After a period of record growth, a cash flow crunch paralyzed the company in late ’77 and early ’78. “We couldn’t pay for the growth that the company needed,” says Libuse. “The company would try to get a bank loan, but when the bank officers would come down to the factory, they wouldn’t see a booming business; they’d see a group of long-haired teenagers huddled around a contraption made out of two-by-fours, bent nails and knives. They wouldn’t take us seriously. The company had orders it
just couldn’t fill. All the pay was needed just to fill the next order. We were growing too fast. I remember it was always a race to get to the bank to cash your check when you were paid, because if you waited, chances were your check would bounce.”

In addition to the cash crunch, the partnership between Faivre and Morey was beginning to wear thin. “Faivre now controlled half the company,” says Morey. “After he paid for his third of the company, he decided he wanted more control. There was a ton of love and good fellowship that existed between us, and his contribution to the Boogie as we know it was immense. A good part of why we made it was because he was a true, dedicated believer who taught me much, especially how to do it now instead of later.

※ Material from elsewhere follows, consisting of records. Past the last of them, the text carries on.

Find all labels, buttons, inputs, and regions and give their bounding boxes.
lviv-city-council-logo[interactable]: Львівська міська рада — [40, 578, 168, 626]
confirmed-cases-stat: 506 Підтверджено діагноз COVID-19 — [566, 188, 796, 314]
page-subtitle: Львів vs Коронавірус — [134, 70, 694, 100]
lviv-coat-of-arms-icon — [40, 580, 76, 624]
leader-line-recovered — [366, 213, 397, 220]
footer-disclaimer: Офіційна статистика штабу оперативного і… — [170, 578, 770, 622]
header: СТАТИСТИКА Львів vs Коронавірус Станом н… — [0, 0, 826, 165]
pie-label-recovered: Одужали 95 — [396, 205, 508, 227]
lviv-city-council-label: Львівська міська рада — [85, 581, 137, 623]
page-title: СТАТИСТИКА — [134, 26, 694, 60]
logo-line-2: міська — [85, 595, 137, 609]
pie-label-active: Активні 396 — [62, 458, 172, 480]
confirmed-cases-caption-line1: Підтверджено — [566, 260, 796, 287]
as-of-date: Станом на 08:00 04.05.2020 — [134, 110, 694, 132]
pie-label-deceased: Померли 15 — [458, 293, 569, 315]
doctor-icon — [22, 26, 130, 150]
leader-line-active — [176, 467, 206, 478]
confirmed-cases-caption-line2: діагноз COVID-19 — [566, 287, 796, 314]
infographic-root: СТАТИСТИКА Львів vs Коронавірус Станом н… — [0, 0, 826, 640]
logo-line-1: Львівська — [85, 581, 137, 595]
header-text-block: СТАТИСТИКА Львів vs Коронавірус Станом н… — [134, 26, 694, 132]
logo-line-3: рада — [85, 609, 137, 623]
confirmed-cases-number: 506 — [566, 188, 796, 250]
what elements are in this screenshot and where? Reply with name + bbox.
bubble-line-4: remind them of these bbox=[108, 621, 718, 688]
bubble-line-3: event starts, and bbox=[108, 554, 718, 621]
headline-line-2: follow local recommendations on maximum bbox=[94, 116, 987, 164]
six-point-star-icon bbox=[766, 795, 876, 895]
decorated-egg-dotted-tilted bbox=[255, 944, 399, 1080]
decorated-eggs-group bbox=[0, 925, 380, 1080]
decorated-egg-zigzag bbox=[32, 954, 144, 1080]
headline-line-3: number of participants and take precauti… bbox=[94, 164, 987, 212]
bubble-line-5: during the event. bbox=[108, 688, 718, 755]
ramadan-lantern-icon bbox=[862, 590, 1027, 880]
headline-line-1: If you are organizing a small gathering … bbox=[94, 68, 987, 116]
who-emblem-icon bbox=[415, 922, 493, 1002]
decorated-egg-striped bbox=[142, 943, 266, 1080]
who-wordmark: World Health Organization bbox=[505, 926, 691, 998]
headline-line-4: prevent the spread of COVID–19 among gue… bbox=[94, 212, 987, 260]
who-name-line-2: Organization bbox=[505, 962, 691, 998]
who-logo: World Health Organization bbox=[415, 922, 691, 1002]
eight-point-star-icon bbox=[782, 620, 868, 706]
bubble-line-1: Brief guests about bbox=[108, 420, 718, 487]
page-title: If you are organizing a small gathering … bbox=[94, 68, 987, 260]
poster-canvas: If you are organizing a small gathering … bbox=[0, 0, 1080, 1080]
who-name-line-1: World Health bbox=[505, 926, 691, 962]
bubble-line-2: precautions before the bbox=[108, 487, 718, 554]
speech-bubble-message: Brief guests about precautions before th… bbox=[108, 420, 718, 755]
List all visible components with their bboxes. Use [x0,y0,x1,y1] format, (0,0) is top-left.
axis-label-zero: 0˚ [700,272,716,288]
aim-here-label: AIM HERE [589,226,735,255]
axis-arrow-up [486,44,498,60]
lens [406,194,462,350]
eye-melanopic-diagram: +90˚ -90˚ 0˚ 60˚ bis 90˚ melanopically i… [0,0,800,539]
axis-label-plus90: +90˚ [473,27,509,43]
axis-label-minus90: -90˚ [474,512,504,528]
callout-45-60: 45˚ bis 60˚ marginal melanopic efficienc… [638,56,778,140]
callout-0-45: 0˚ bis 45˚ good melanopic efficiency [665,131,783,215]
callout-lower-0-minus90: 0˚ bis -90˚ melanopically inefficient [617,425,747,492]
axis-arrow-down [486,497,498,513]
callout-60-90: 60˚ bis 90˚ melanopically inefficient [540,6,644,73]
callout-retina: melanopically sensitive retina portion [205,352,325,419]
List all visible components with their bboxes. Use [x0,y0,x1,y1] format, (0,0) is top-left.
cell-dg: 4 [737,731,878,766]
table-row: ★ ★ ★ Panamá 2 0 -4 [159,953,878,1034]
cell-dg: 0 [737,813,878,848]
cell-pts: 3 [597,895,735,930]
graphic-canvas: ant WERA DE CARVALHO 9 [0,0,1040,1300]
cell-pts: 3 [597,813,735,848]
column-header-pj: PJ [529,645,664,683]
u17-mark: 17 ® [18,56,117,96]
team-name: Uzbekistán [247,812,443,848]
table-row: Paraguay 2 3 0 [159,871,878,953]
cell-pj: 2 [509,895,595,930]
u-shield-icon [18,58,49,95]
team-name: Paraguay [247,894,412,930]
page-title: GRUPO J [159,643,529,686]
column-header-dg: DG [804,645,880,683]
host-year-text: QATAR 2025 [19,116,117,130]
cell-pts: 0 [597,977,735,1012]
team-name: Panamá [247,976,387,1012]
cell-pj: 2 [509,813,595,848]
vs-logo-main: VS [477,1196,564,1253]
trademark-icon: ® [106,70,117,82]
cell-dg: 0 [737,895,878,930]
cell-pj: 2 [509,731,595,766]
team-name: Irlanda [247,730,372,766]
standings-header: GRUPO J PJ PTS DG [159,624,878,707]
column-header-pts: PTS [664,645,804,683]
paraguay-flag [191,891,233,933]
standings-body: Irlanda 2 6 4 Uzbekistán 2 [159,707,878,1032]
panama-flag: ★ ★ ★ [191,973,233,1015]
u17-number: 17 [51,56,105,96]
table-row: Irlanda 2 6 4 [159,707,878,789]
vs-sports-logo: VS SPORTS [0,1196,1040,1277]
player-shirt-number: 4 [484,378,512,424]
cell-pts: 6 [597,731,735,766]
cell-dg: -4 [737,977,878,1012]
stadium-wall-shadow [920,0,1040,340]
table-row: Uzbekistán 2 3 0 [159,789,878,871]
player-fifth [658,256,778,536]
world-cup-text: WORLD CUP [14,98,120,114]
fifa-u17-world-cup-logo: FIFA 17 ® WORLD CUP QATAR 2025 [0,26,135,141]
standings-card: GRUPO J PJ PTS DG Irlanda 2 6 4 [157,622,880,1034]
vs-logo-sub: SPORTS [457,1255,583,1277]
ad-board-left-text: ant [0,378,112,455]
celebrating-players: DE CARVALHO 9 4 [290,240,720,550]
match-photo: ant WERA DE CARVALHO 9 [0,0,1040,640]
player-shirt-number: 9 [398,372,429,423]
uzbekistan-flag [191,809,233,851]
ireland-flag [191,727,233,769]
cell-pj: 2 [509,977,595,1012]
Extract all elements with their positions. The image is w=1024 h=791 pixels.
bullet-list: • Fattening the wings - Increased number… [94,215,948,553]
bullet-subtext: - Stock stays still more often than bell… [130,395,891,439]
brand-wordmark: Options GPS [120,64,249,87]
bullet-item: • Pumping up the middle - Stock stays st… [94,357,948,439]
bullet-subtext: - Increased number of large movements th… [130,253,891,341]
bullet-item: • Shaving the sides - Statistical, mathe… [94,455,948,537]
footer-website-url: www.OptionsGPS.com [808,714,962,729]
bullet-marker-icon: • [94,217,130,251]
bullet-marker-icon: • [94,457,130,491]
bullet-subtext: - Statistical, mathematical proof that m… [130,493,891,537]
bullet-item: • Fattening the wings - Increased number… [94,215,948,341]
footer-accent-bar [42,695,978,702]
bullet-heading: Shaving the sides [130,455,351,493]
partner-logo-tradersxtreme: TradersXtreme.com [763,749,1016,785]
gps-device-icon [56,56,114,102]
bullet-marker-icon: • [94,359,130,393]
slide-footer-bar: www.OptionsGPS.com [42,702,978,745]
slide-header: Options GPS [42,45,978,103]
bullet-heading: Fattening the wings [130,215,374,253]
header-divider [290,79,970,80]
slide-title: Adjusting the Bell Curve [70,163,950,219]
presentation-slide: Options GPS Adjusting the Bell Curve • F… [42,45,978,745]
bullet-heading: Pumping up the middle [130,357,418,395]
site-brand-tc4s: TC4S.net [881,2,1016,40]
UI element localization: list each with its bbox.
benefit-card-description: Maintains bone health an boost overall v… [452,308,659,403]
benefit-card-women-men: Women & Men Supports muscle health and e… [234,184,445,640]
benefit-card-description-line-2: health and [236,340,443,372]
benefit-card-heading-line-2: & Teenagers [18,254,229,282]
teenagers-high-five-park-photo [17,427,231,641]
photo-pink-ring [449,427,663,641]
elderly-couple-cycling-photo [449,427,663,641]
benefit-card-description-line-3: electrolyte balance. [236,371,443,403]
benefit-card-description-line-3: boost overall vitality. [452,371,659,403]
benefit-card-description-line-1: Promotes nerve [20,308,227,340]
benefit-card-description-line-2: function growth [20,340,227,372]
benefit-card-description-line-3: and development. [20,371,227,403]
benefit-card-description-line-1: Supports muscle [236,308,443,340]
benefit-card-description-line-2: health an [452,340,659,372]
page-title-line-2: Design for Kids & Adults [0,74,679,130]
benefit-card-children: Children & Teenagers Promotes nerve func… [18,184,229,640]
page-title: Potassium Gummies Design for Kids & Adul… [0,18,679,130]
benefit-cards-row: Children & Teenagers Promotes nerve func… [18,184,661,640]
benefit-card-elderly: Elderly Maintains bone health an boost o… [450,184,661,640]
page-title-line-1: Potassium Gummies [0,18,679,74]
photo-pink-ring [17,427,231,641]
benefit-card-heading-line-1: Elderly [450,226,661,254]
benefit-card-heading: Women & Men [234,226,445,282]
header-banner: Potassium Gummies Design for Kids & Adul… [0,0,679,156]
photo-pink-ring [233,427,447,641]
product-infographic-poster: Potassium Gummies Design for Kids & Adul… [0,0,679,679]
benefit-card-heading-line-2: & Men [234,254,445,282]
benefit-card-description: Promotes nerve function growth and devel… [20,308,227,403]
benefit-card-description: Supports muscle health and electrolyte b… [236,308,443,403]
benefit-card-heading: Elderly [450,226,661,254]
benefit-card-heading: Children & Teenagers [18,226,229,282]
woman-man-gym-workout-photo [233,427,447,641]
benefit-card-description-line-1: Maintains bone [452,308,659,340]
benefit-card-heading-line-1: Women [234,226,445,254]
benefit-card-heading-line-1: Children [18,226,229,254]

But our business arrangement wasn’t equitable. So we had some offers from outside companies, and the Kransco offer looked the best, so we took it. It was time to get out.”

The change was hard both financially and emotionally for Morey. He had moved back to Hawai’i but was still trying to play a roll in the company. “I have a particular genius, and when my ideas are hot, very often I’m the only person who can see it,” says Morey. “You can’t convince a manager that doesn’t have this skill that your idea has got to be a particular way.”

Does Morey have any regrets? “Well, if I had to do it all over again, I probably wouldn’t go into the Boogie business. I would probably just stay with my basic talent as a jazz drummer. I would build an entirely different kind of drum set with fiberglass shapes and different kinds of cat skins. And when you hit the drums, they would light up in different colors. Yea…that would have been something….”

Morey’s voice trails off into wistful dreaming — the kind of dreaming that is capable of affecting the lives of millions of people throughout the world.